Lecturer: Prof. Anwitaman Datta(NTU Singapore).

About the lecturer | Course Summary | Slides: All | Assigments (due 24 April 2012): Assignment

About the lecturer: Anwitaman Datta did his PhD at EPFL Lausanne before moving to NTU Singapore in 2006, where he is currently an Assistant Professor in the School of Computer Engineering. He is interested in large scale networked distributed information systems and social collaboration networks, self-organization and algorithmic issues of these systems and networks and their scalability, resilience, security and performance. He leads the SANDS (Self-* and Algorithmic aspects of Networked Distributed Systems) group at NTU. He won the best paper awards at IWSOS 2006, ICDCS 2007 and ICDCN 2011, and is one of the recipients of HP Labs Innovation Research Program award 2008.

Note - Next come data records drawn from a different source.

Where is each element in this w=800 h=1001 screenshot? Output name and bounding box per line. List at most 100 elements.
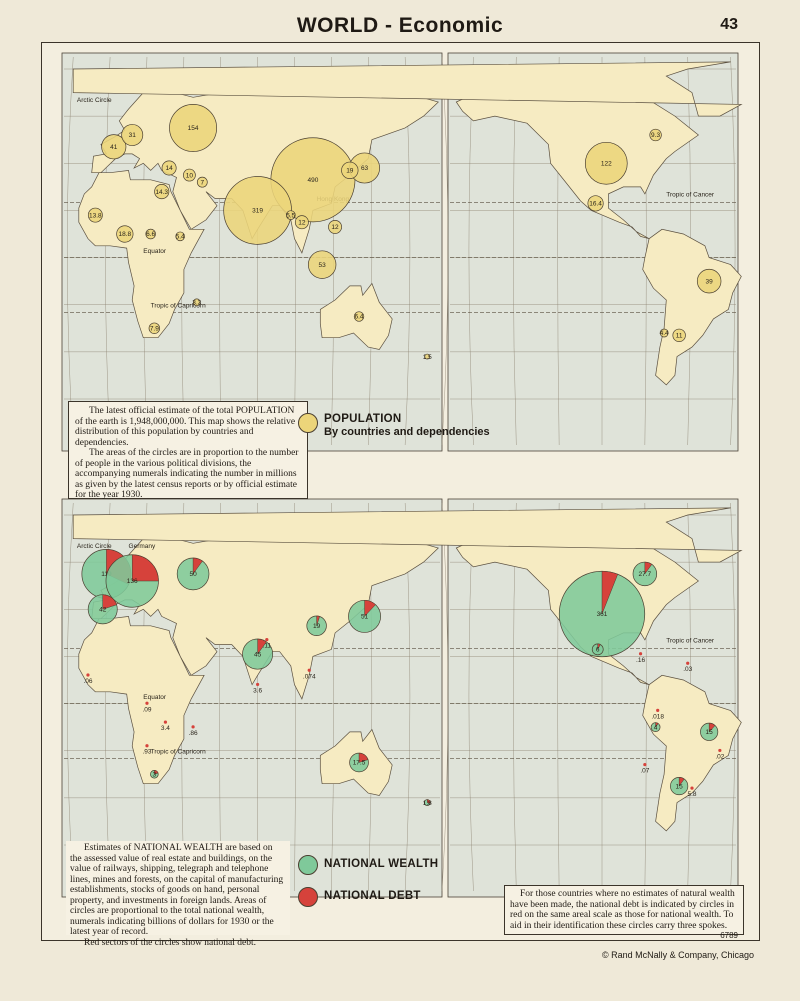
debt-sector <box>257 638 267 655</box>
circle-value-label: 14.3 <box>155 189 168 196</box>
population-circle: 6.4 <box>353 311 365 322</box>
debt-sector <box>131 554 159 582</box>
circle-value-label: 63 <box>361 165 369 172</box>
wealth-swatch-icon <box>298 855 318 875</box>
debt-sector <box>316 615 320 626</box>
wealth-circle: 361 <box>558 570 646 658</box>
circle-value-label: 15 <box>676 783 684 790</box>
population-circle: 9.3 <box>649 128 662 142</box>
population-circle-shape <box>424 353 431 360</box>
small-value-label: .074 <box>303 673 316 680</box>
small-value-label: .09 <box>142 706 151 713</box>
circle-value-label: 6.6 <box>146 231 155 238</box>
population-circle: 13.8 <box>87 207 103 223</box>
debt-key-title: NATIONAL DEBT <box>324 890 421 902</box>
population-circle-shape <box>145 228 156 240</box>
population-circle: 7.9 <box>148 322 161 334</box>
circle-value-label: 5.4 <box>176 234 185 241</box>
population-circle: 5.5 <box>285 210 296 220</box>
label-tropic-cancer: Tropic of Cancer <box>666 638 715 645</box>
plate-code: 6789 <box>720 931 738 940</box>
label-tropic-cancer: Tropic of Cancer <box>666 192 715 199</box>
population-circle-shape <box>121 124 144 146</box>
population-circle: 3.3 <box>192 298 202 307</box>
small-value-label: 3.4 <box>161 725 170 732</box>
population-circle-shape <box>148 322 161 334</box>
population-circle-shape <box>101 134 127 160</box>
population-key-subtitle: By countries and dependencies <box>324 426 490 438</box>
debt-dot <box>307 668 311 672</box>
population-circle: 122 <box>584 141 628 185</box>
population-circle-shape <box>307 250 337 279</box>
circle-value-label: 42 <box>99 606 107 613</box>
population-circle: 4.4 <box>659 328 669 338</box>
small-value-label: .06 <box>83 678 92 685</box>
population-circle: 7 <box>196 176 208 188</box>
circle-value-label: 3 <box>153 771 157 778</box>
wealth-note: For those countries where no estimates o… <box>504 885 744 935</box>
circle-value-label: 5.5 <box>286 212 295 219</box>
circle-value-label: 11 <box>676 333 683 340</box>
wealth-circle: 27.7 <box>632 561 658 587</box>
population-circle-shape <box>696 268 722 294</box>
debt-dot <box>163 720 168 724</box>
debt-dot <box>265 638 269 642</box>
population-circle: 6.6 <box>145 228 156 240</box>
debt-dot <box>643 762 647 767</box>
population-circle-shape <box>183 168 196 182</box>
population-panel: Arctic Circle Equator Tropic of Capricorn T… <box>61 52 743 452</box>
population-description: The latest official estimate of the tota… <box>68 401 308 500</box>
circle-value-label: 53 <box>319 262 327 269</box>
small-value-label: .02 <box>715 753 724 760</box>
debt-dot <box>145 701 149 705</box>
debt-sector <box>426 799 431 804</box>
debt-sector <box>678 777 685 787</box>
small-value-label: 5.8 <box>687 791 696 798</box>
circle-value-label: 7.9 <box>150 325 159 332</box>
small-value-label: .018 <box>651 713 664 720</box>
wealth-circle: 51 <box>348 599 381 633</box>
circle-value-label: 9.3 <box>651 132 660 139</box>
debt-key: NATIONAL DEBT <box>298 887 421 907</box>
debt-sector <box>597 643 601 650</box>
population-circle-shape <box>175 231 185 242</box>
debt-dot <box>191 725 195 729</box>
population-circle-shape <box>672 328 686 343</box>
debt-sector <box>644 561 653 575</box>
wealth-description-p2: Red sectors of the circles show national… <box>84 937 257 948</box>
population-circle: 5.4 <box>175 231 185 242</box>
debt-dot <box>718 748 722 753</box>
circle-value-label: 6 <box>596 647 600 654</box>
wealth-key: NATIONAL WEALTH <box>298 855 438 875</box>
population-circle-shape <box>659 328 669 338</box>
population-circle-shape <box>87 207 103 223</box>
label-tropic-capricorn: Tropic of Capricorn <box>151 748 206 755</box>
population-circle-shape <box>192 298 201 307</box>
circle-value-label: 10 <box>186 172 194 179</box>
population-circle: 1.5 <box>423 353 432 361</box>
circle-value-label: 490 <box>307 177 318 184</box>
small-value-label: .11 <box>263 643 272 650</box>
wealth-circle: 6 <box>591 643 604 656</box>
population-circle: 154 <box>169 104 218 152</box>
debt-sector <box>708 722 716 733</box>
population-description-p1: The latest official estimate of the tota… <box>75 406 296 448</box>
population-circle-shape <box>649 128 662 142</box>
debt-sector <box>655 722 659 728</box>
population-circle-shape <box>341 161 359 179</box>
debt-dot <box>86 673 90 677</box>
label-arctic-circle: Arctic Circle <box>77 97 112 104</box>
wealth-description: Estimates of NATIONAL WEALTH are based o… <box>66 841 290 948</box>
population-circle-shape <box>285 210 296 220</box>
debt-dot <box>256 682 260 687</box>
circle-value-label: 154 <box>188 125 199 132</box>
land-greenland <box>72 61 743 117</box>
population-circle: 11 <box>672 328 686 343</box>
population-circle-shape <box>169 104 218 152</box>
circle-value-label: 27.7 <box>639 571 652 578</box>
population-circle-shape <box>587 195 604 212</box>
circle-value-label: 122 <box>601 160 612 167</box>
circle-value-label: 50 <box>189 571 197 578</box>
land-africa <box>78 170 205 339</box>
debt-dot <box>686 661 690 665</box>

Course summary: This course will have three parts. The first two will be related to peer-to-peer (P2P) technologies, namely distributed hash tables (DHTs) and P2P storage systems. After traversing through some core concepts about such P2P systems which are typically distributed around the world, we will follow the journey of such technologies to the data-centers. Specifically, for DHTs we will look at the routing and topological aspects including graph theoretic & small-world interpretations; and issues related to the maintenance & bootstrapping of such overlay networks. For P2P storage systems we will explore the design space - including the different kinds of redundancy, maintenance and placement choices that affect system performance. Finally, for data-centers, we will take a look at two very distinct architectures, that of Google File Systems (older version) and Amazon's Dynamo, and connecting to some of the concepts and technologies that emerged from the P2P literature. The course will be concluded by introducing the concept of NoSQL systems.